„Rurki z kremem raz na rok”
Niestety pamięć tego miejsca żyje już tylko we wspomnieniach pokoleń z latach 70 i 80 XX wieku, gdyż z końcem tej epoki lokal zamknięto. Jednakże ich smak z nostalgią wspominają wszyscy, którzy ich próbowali. Okres PRL-u to faktycznie renesans popularności tej słodkiej przekąski, ale jej premiera miała miejsce wiele wieków wcześniej. Pozostając wciąż bardziej lokalnie w Gdańsku warto wspomnieć o dwóch przepisach na rurki z „Gdańskiej książki kucharskiej” Marii Rosnack z 1858 roku. Receptura podaje by zrobić proste ciasto, usmażyć je w rozgrzanych w ogniu wielkich żeliwnych szczypcach waflownicy i póki andruty są gorące zwinąć w rurki na drewnianych kołeczkach. Była to na pewno nie lada sztuka i nie jedna pani domu musiała kończyć z poparzonymi palcami.

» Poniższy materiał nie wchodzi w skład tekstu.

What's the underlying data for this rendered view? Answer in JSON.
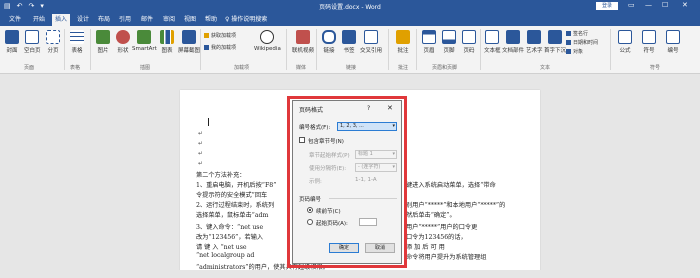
{
  "window": {
    "title": "页码设置.docx - Word",
    "login": "登录",
    "qat": [
      "▤",
      "↶",
      "↷",
      "▾"
    ],
    "controls": [
      "▭",
      "—",
      "☐",
      "✕"
    ]
  },
  "tabs": [
    "文件",
    "开始",
    "插入",
    "设计",
    "布局",
    "引用",
    "邮件",
    "审阅",
    "视图",
    "帮助"
  ],
  "tell_me": "♀ 操作说明搜索",
  "ribbon": {
    "buttons": [
      {
        "label": "封面",
        "color": "#2b579a"
      },
      {
        "label": "空白页",
        "color": "#2b579a"
      },
      {
        "label": "分页",
        "color": "#2b579a"
      },
      {
        "label": "表格",
        "color": "#2b579a"
      },
      {
        "label": "图片",
        "color": "#4a8a3a"
      },
      {
        "label": "形状",
        "color": "#c0504d"
      },
      {
        "label": "SmartArt",
        "color": "#4a8a3a"
      },
      {
        "label": "图表",
        "color": "#4a8a3a"
      },
      {
        "label": "屏幕截图",
        "color": "#2b579a"
      },
      {
        "label": "Wikipedia",
        "color": "#333333"
      },
      {
        "label": "联机视频",
        "color": "#c0504d"
      },
      {
        "label": "链接",
        "color": "#2b579a"
      },
      {
        "label": "书签",
        "color": "#2b579a"
      },
      {
        "label": "交叉引用",
        "color": "#2b579a"
      },
      {
        "label": "批注",
        "color": "#e0a000"
      },
      {
        "label": "页眉",
        "color": "#2b579a"
      },
      {
        "label": "页脚",
        "color": "#2b579a"
      },
      {
        "label": "页码",
        "color": "#2b579a"
      },
      {
        "label": "文本框",
        "color": "#2b579a"
      },
      {
        "label": "文档部件",
        "color": "#2b579a"
      },
      {
        "label": "艺术字",
        "color": "#2b579a"
      },
      {
        "label": "首字下沉",
        "color": "#2b579a"
      },
      {
        "label": "公式",
        "color": "#2b579a"
      },
      {
        "label": "符号",
        "color": "#2b579a"
      },
      {
        "label": "编号",
        "color": "#2b579a"
      }
    ],
    "small_items": {
      "get_addins": "获取加载项",
      "my_addins": "我的加载项",
      "signature": "签名行",
      "datetime": "日期和时间",
      "object": "对象"
    },
    "groups": [
      "页面",
      "表格",
      "插图",
      "加载项",
      "媒体",
      "链接",
      "批注",
      "页眉和页脚",
      "文本",
      "符号"
    ]
  },
  "document": {
    "lines": [
      "第二个方法补充：",
      "1、重启电脑，开机后按“F8”",
      "    令提示符的安全模式”回车",
      "2、运行过程结束时，系统列",
      "    选择菜单，鼠标单击“adm",
      "3、键入命令：“net  use",
      "    改为“123456”，若输入",
      "    请  键  入  “net  use",
      "    “net  localgroup  ad",
      "    “administrators”的用户，使其具有超级权限。"
    ],
    "right_fragments": [
      "键进入系统启动菜单，选择“带命",
      "别用户“*****”和本地用户“*****”的",
      "然后单击“确定”。",
      "用户“*****”用户的口令更",
      "口令为123456的话，",
      "添  加  后  可  用",
      "命令将用户提升为系统管理组"
    ]
  },
  "dialog": {
    "title": "页码格式",
    "help": "?",
    "close": "✕",
    "format_label": "编号格式(F):",
    "format_value": "1, 2, 3, ...",
    "include_chapter": "包含章节号(N)",
    "chapter_style_label": "章节起始样式(P)",
    "chapter_style_value": "标题 1",
    "separator_label": "使用分隔符(E):",
    "separator_value": "- (连字符)",
    "example_label": "示例:",
    "example_value": "1-1, 1-A",
    "page_numbering": "页码编号",
    "continue_label": "续前节(C)",
    "start_at_label": "起始页码(A):",
    "ok": "确定",
    "cancel": "取消",
    "highlight_color": "#e0383b"
  }
}
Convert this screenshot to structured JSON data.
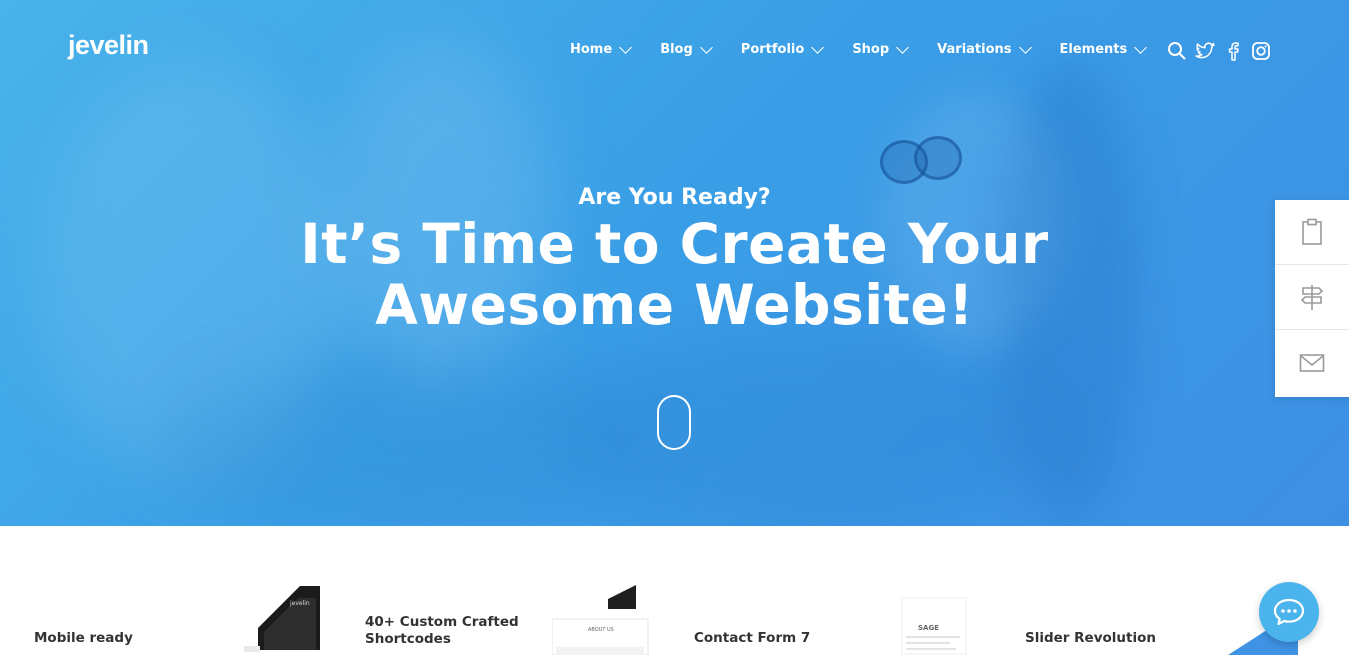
{
  "header": {
    "logo": "jevelin",
    "nav": [
      {
        "label": "Home"
      },
      {
        "label": "Blog"
      },
      {
        "label": "Portfolio"
      },
      {
        "label": "Shop"
      },
      {
        "label": "Variations"
      },
      {
        "label": "Elements"
      }
    ],
    "icons": [
      "search-icon",
      "twitter-icon",
      "facebook-icon",
      "instagram-icon"
    ]
  },
  "hero": {
    "eyebrow": "Are You Ready?",
    "headline_line1": "It’s Time to Create Your",
    "headline_line2": "Awesome Website!",
    "scroll_indicator": "mouse-icon"
  },
  "side_panel": [
    "clipboard-icon",
    "signpost-icon",
    "mail-icon"
  ],
  "features": [
    {
      "label": "Mobile ready"
    },
    {
      "label_line1": "40+ Custom Crafted",
      "label_line2": "Shortcodes"
    },
    {
      "label": "Contact Form 7"
    },
    {
      "label": "Slider Revolution"
    }
  ],
  "mockups": {
    "phone_logo": "jevelin",
    "about_tab": "ABOUT US",
    "message_heading": "SAGE"
  },
  "chat_button": "chat-bubble-icon",
  "colors": {
    "hero_blue": "#3d9fe6",
    "accent": "#4bb4ec",
    "text_dark": "#333333"
  }
}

Po ostygnięciu rurki napełniano bitą śmietaną i podawano na stół. Rurki zapewne smakowały też trochę inaczej niż te robione dzisiaj gdyż do ciasta dodawano cynamonu, gałki muszkatołowej i skórki z cytryny. Jednak najstarszy polski przepis na rurki z kremem ma dwa wieki więcej niż jego gdańska wersja. Pochodzi on z „Compendium Ferculorum” Stanisława Czernieckiego wydanego w 1682 roku, które uchodzi za pierwszą polską książkę kucharską. Ale zwodnicza bywa nomenklatura kulinarna XVII wieku i gdyby nie wprawne oko czytającego to nikt by nie odgadł o czym mowa w „sposobie robienia ulipków”. Przygotowanie rzeczonych ulipków, przypomina opis przytoczony powyżej i zawiera się w trzech zdaniach, co zupełnie nie jest adekwatne do ilości pracy, którą należy włożyć w ich wykonanie. Przepis zwieńczony jest podaniem „pocukrowawszy” lub „z pianą”. Czyli w wolnym tłumaczeniu: upieczone zwinięte opłatki serwujemy z cukrem lub bitą śmietaną. W tej wersji językowej już nie mamy wątpliwości, o czym mowa i śmiało możemy powiedzieć, że znane i lubiane słodkości z legendarnej budki na Długim Targu to coś więcej niż nostalgiczne wspomnienia.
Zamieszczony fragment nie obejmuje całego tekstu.